Sporthalle Hamburg

Spektakuläres Manöver bei Polizei-Show missglückt

Die Motorradpyramide ist der Höhepunkt der Polizei-Show in der Sporthalle Hamburg (Archivbild)

Die Motorradpyramide ist der Höhepunkt der Polizei-Show in der Sporthalle Hamburg (Archivbild)

Foto: picture alliance / rtn

Der Höhepunkt der 49. Auflage in der Sporthalle Hamburg wurde zur Schrecksekunde für die Zuschauer. Ein Polizist wurde verletzt.

Hamburg. Normalerweise ist die große Pyramide der Motorradstaffel immer einer der Höhepunkt der jährlichen Polizei-Show. Bei der 49. Auflage mussten die Zuschauer in der ausverkauften Sporthalle Hamburg ausnahmsweise darauf verzichten. Wenige Momente vor ihrer Vollendung stürzte die Pyramide, bei sich 27 Menschen auf fünf Motorrädern befinden, zusammen.

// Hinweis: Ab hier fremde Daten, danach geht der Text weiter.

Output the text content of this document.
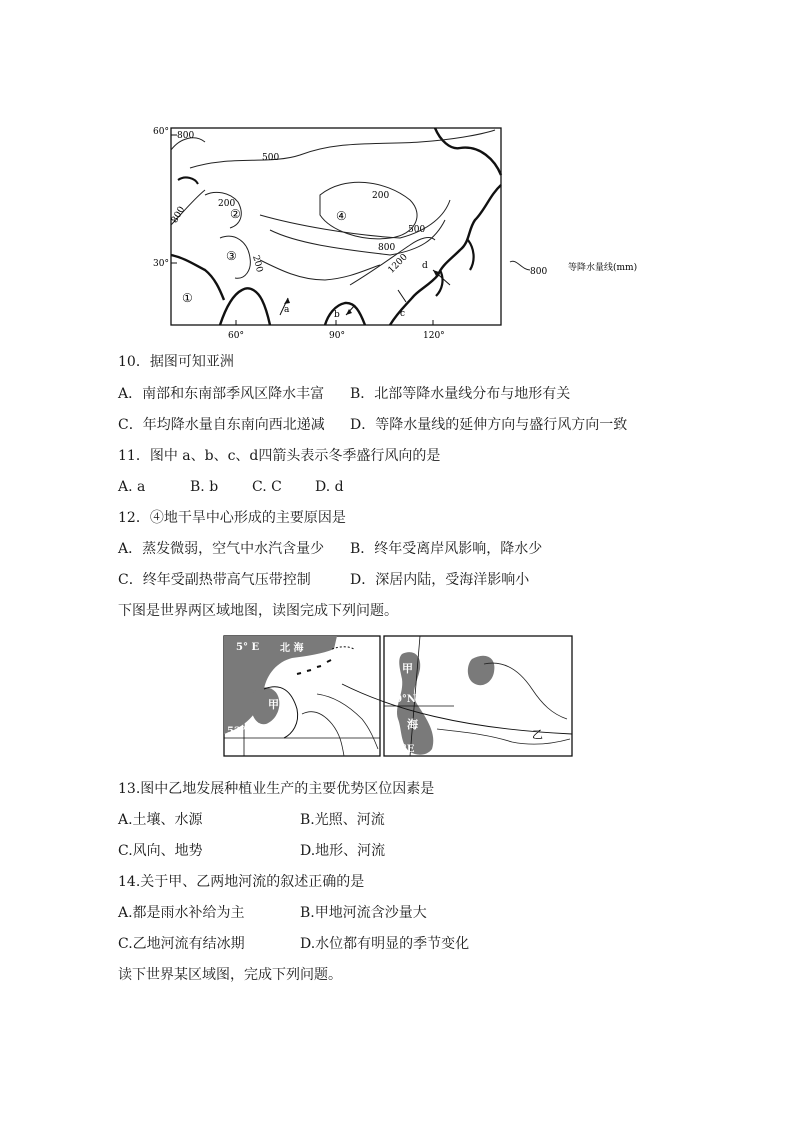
60°
30°
60°	90°	120°
800
500
200
200
500
800
1200
800
200
①
②
③
④
a	b	c
d
800 等降水量线(mm)
10．据图可知亚洲
A．南部和东南部季风区降水丰富 B．北部等降水量线分布与地形有关
C．年均降水量自东南向西北递减 D．等降水量线的延伸方向与盛行风方向一致
11．图中 a、b、c、d四箭头表示冬季盛行风向的是
A. a	B. b C. C D. d
12．④地干旱中心形成的主要原因是
A．蒸发微弱，空气中水汽含量少 B．终年受离岸风影响，降水少
C．终年受副热带高气压带控制	D．深居内陆，受海洋影响小
下图是世界两区域地图，读图完成下列问题。
5° E 北 海
甲
52° N
甲
40°N
海
50°E
乙
13.图中乙地发展种植业生产的主要优势区位因素是
A.土壤、水源	B.光照、河流
C.风向、地势	D.地形、河流
14.关于甲、乙两地河流的叙述正确的是
A.都是雨水补给为主	B.甲地河流含沙量大
C.乙地河流有结冰期	D.水位都有明显的季节变化
读下世界某区域图，完成下列问题。
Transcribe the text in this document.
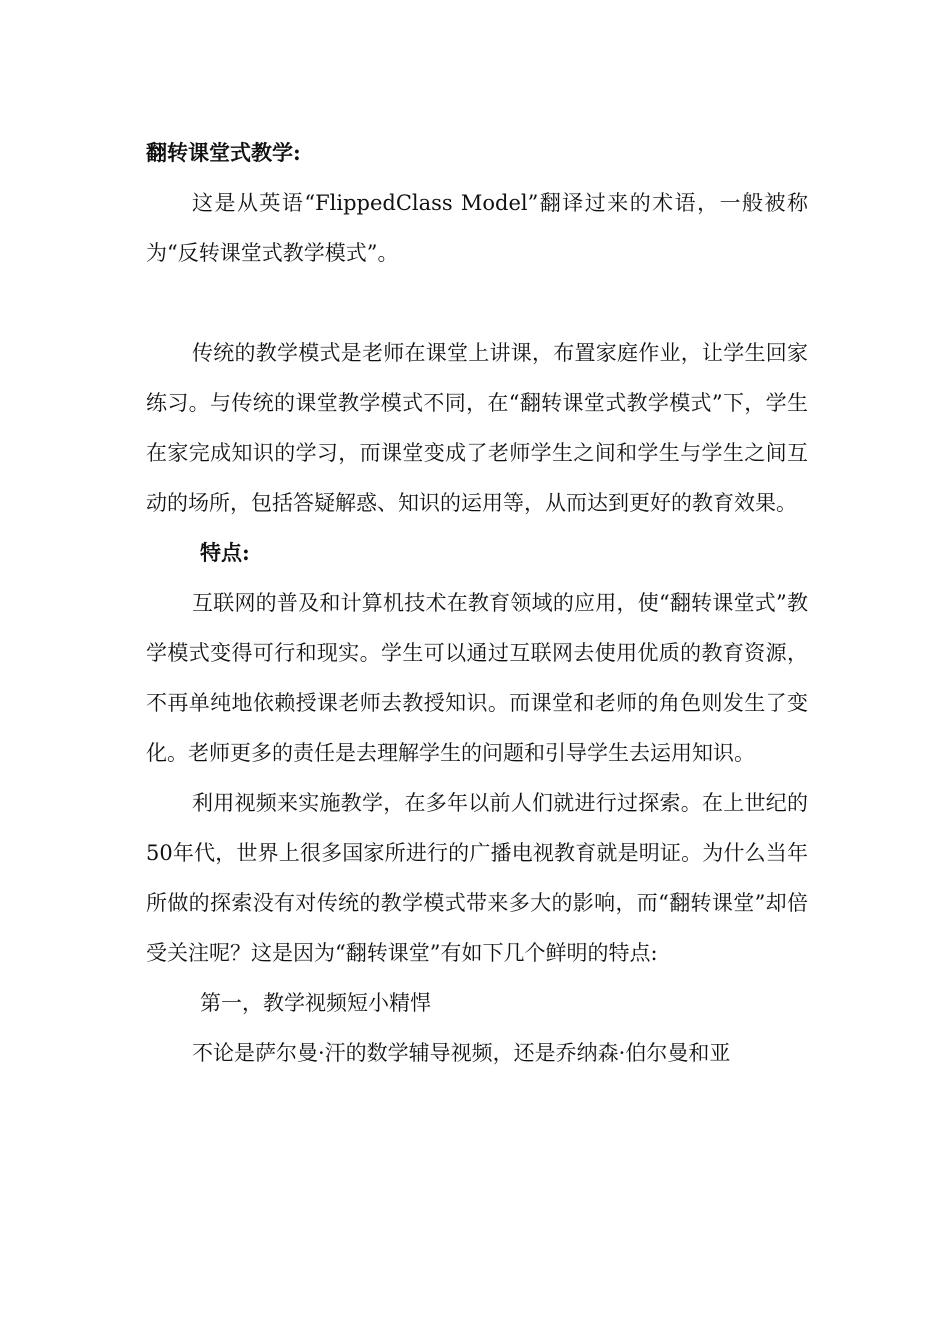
翻转课堂式教学:

这是从英语“FlippedClass Model”翻译过来的术语，一般被称为“反转课堂式教学模式”。

传统的教学模式是老师在课堂上讲课，布置家庭作业，让学生回家练习。与传统的课堂教学模式不同，在“翻转课堂式教学模式”下，学生在家完成知识的学习，而课堂变成了老师学生之间和学生与学生之间互动的场所，包括答疑解惑、知识的运用等，从而达到更好的教育效果。

特点:

互联网的普及和计算机技术在教育领域的应用，使“翻转课堂式”教学模式变得可行和现实。学生可以通过互联网去使用优质的教育资源，不再单纯地依赖授课老师去教授知识。而课堂和老师的角色则发生了变化。老师更多的责任是去理解学生的问题和引导学生去运用知识。

利用视频来实施教学，在多年以前人们就进行过探索。在上世纪的50年代，世界上很多国家所进行的广播电视教育就是明证。为什么当年所做的探索没有对传统的教学模式带来多大的影响，而“翻转课堂”却倍受关注呢？这是因为“翻转课堂”有如下几个鲜明的特点:

第一，教学视频短小精悍

不论是萨尔曼·汗的数学辅导视频，还是乔纳森·伯尔曼和亚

Ein ungewohntes Bild, eine Schrecksekunde zum Ende einer fulminanten, mehr als drei Stunden dauernden Show: „Hundert Mal haben die Kollegen es geübt, hundert Mal hat es funktioniert“, sagte Polizeisprecher und Moderator Timo Zill. Ausgerechnet vor Publikum misslang das waghalsige Manöver, bei dem sich ein Teilnehmer verletzte und ärztlich behandelt werden musste.

Zills neue Mutmoderatorin, die NDR-Moderatorin Anke Harnack, konnte beim Finale der Polizei-Show immerhin Entwarnung geben: „Der verletzte Kollege macht schon wieder Quatsch“, sagte sie.

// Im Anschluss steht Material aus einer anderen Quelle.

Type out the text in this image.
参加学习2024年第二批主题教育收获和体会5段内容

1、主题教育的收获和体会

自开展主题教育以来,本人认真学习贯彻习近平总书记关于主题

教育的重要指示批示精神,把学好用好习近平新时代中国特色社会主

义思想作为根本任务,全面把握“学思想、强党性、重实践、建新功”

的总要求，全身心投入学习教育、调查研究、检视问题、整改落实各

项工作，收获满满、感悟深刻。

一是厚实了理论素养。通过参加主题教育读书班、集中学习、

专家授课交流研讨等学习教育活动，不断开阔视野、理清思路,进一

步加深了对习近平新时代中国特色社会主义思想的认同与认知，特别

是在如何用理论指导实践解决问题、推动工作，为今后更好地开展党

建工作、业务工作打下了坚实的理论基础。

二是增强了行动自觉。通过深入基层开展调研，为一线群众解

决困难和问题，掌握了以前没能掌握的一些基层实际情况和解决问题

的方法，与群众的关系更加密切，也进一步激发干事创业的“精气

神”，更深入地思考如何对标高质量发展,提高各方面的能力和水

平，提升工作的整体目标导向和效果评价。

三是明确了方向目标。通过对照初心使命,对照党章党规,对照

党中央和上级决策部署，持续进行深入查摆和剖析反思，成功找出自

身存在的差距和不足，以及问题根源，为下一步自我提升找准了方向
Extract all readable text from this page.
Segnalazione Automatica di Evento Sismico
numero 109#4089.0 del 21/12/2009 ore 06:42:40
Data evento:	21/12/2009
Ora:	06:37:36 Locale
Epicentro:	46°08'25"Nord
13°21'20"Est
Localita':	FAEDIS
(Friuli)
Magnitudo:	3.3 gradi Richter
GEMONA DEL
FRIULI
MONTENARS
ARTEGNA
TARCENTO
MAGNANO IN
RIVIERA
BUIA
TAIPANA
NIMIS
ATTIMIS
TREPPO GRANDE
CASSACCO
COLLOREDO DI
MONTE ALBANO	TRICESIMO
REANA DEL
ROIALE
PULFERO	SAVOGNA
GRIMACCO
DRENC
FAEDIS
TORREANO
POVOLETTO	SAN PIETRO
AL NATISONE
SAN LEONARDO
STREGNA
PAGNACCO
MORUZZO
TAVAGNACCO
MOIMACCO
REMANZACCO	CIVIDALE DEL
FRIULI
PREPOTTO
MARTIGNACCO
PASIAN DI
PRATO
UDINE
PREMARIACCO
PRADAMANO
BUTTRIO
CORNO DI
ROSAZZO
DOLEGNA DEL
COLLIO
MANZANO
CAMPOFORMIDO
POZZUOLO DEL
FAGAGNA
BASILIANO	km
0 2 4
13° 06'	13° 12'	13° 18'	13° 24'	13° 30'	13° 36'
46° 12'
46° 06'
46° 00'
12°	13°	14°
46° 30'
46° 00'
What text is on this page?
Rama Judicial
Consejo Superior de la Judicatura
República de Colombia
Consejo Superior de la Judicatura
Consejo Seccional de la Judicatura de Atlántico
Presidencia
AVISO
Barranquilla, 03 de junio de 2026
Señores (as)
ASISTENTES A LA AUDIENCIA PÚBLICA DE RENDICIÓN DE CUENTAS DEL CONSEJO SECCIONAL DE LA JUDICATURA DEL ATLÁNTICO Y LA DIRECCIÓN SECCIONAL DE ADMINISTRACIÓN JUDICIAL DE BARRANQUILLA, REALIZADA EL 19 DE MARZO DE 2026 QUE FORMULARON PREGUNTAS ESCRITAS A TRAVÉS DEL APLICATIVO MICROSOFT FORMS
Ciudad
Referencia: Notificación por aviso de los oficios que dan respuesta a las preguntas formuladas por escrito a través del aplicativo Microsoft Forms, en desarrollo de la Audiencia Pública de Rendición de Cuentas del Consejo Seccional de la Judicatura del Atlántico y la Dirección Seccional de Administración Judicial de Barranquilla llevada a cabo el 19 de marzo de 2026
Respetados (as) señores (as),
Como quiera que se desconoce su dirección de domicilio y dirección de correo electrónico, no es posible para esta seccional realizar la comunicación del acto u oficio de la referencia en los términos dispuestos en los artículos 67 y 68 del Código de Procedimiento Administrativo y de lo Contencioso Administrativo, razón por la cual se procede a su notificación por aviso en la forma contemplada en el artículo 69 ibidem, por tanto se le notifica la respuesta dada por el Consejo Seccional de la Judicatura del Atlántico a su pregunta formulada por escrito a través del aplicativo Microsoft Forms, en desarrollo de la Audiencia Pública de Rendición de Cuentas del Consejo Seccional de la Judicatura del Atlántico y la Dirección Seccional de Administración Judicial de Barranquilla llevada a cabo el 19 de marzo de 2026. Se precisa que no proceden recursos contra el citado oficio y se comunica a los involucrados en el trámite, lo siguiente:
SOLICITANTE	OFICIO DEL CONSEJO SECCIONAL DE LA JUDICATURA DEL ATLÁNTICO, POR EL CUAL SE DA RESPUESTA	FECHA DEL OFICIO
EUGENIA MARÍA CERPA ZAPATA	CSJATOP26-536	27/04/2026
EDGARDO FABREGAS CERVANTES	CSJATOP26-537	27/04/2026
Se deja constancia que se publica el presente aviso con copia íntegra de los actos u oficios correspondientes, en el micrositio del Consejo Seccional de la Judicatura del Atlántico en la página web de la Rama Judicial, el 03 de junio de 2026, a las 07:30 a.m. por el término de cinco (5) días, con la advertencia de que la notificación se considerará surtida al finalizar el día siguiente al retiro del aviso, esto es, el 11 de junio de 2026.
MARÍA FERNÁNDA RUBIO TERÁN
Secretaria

Hamburger Polizisten können auch singen

Zuvor war die Polizei-Show sich und ihrer langen Tradition treu geblieben: Natürlich gab es das gerade bei Kindern sehr populäre Hunde-Fußballspiel, das die Hamburger Mannschaft mit 3:5 gewann, natürlich fehlten weder die „Flying Grandpas“ mit ihrer lustigen Trampolinshow noch das Polizeiorchester.

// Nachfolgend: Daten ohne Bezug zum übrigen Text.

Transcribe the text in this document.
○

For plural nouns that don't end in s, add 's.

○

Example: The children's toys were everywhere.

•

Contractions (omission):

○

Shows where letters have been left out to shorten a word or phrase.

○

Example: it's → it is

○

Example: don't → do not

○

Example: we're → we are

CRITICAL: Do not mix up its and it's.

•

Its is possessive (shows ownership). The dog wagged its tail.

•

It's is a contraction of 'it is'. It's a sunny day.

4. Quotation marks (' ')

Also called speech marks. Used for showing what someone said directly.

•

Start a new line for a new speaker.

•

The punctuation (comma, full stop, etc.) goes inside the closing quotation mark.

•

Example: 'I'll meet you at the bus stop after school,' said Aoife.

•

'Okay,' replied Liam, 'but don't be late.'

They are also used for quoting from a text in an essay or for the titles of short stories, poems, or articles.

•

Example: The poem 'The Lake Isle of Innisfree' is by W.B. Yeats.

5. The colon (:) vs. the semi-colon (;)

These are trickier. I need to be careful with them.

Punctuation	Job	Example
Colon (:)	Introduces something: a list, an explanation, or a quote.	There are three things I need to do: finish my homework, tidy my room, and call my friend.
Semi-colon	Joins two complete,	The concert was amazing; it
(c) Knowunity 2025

Insgesamt war das Programm, das am Sonnabend zweimal gezeigt wurde, noch unterhaltsamer als sonst, was vor allem an dem Outrup Toumbling Team aus Dänemark, einer jungen Turnertruppe, und dem „Showprojekt“ lag, vier Männern, die auf einer Mischung aus Trampolin und Barren Kunststücke zeigten. Und am Ende bewies Andre Peters, dass Hamburger Polizisten auch singen können: Der Beamte erzeugte mit Solistin Victoria Rapp und dem „Nameless Choir“ bei seiner Version des Klassiker „Auld Lange Syne“ den Gänsehaut-Moment des Abends.